Morris A P, Cunningham S A, Benos D J, Frizzell R A
Department of Physiology and Biophysics, University of Alabama, Birmingham 35294.
J Biol Chem. 1992 Mar 15;267(8):5575-83.
The gene responsible for cystic fibrosis (CF) has recently been cloned and sequenced. When transfected into CF epithelial cells, normal transcripts of this gene correct the underlying defect in CF, i.e. cAMP-dependent Cl- secretion is restored. Thus, the protein encoded by this gene, designated "cystic fibrosis transmembrane conductance regulator" (CFTR), somehow participates in the Cl- secretory response. In this paper we have correlated CFTR gene expression with cAMP and Ca(2+)-dependent Cl- secretion in unpolarized (parental) and polarized (Cl.19A) clones of the human colonic adenocarcinoma cell line HT-29. These cell lines were found to express equally high levels of CFTR mRNA at 4 days post-passage. In addition, protein expression (determined by immunoprecipitation) was also identical. The cAMP-generating agonist forskolin had little effect on 125I efflux from the unpolarized cells. In contrast, this agonist increased 125I efflux 3-fold in polarized cells. The lack of response in the unpolarized cells was not due to the inability of forskolin to raise cAMP levels. Neurotensin, a Ca(2+)-mobilizing agonist, stimulated 125I efflux from both cell lines. In the polarized cells, the magnitude of this response was attenuated at 8 days post-seeding. At this time, the undifferentiated line attained some cAMP responsiveness. This latter effect was paralleled by the appearance of monolayers within areas of the multicell layer. Cell-attached patch-clamp recording from apical membrane patches of polarized cells revealed the presence of a forskolin-stimulated 8-pS Cl- channel; no channel activity was observed in forskolin-stimulated unpolarized cells. Ca(2+)-activated Cl- channels were found in both cell lines. In agreement with the 125I efflux data, the single-channel activation response to [Ca2+]i was smaller in the polarized cell line. From these studies, we can conclude that CFTR expression, measured both at the mRNA and protein level, does not correlate with the colonocyte's ability to secrete chloride ions in response to a cAMP-generating agonist. Cyclic AMP-dependent Cl- secretion requires cellular polarization; specifically, the delineation of an apical membrane. Differences in the cellular location of CFTR during differentiation are likely to explain our results. In contrast, Ca(2+)-stimulated Cl- secretion occurred independently of cellular polarization but was reduced when the cells formed tight junctions.

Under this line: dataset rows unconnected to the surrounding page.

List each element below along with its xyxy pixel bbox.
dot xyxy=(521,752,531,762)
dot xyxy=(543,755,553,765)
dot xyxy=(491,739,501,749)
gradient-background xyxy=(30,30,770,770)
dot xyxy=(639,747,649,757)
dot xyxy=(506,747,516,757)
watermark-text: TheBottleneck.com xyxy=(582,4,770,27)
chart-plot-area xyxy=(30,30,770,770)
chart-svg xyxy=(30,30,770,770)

导致囊性纤维化(CF)的基因最近已被克隆和测序。当该基因转染到CF上皮细胞中时,其正常转录本可纠正CF的潜在缺陷,即恢复cAMP依赖性Cl⁻分泌。因此,该基因编码的蛋白质,命名为“囊性纤维化跨膜传导调节因子”(CFTR),以某种方式参与Cl⁻分泌反应。在本文中,我们将人结肠腺癌细胞系HT - 29的未极化(亲本)和极化(Cl.19A)克隆中CFTR基因表达与cAMP和Ca²⁺依赖性Cl⁻分泌进行了关联研究。发现这些细胞系在传代后4天表达同样高水平的CFTR mRNA。此外,蛋白质表达(通过免疫沉淀测定)也相同。生成cAMP的激动剂福斯可林对未极化细胞的¹²⁵I流出几乎没有影响。相反,该激动剂使极化细胞中的¹²⁵I流出增加了3倍。未极化细胞中缺乏反应并非由于福斯可林无法提高cAMP水平。神经降压素,一种Ca²⁺动员激动剂,刺激了两种细胞系的¹²⁵I流出。在极化细胞中,接种后8天这种反应的幅度减弱。此时,未分化的细胞系获得了一定的cAMP反应性。后一种效应与多细胞层区域内单层的出现平行。从极化细胞顶端膜片进行的细胞贴附式膜片钳记录显示存在福斯可林刺激的8 - pS Cl⁻通道;在福斯可林刺激的未极化细胞中未观察到通道活性。在两种细胞系中均发现了Ca²⁺激活的Cl⁻通道。与¹²⁵I流出数据一致,极化细胞系中对[Ca²⁺]i的单通道激活反应较小。从这些研究中,我们可以得出结论,在mRNA和蛋白质水平上测量的CFTR表达与结肠细胞对生成cAMP的激动剂作出反应分泌氯离子的能力不相关。cAMP依赖性Cl⁻分泌需要细胞极化;具体而言,需要界定顶端膜。分化过程中CFTR细胞定位的差异可能解释了我们的结果。相反,Ca²⁺刺激的Cl⁻分泌独立于细胞极化发生,但当细胞形成紧密连接时会减少。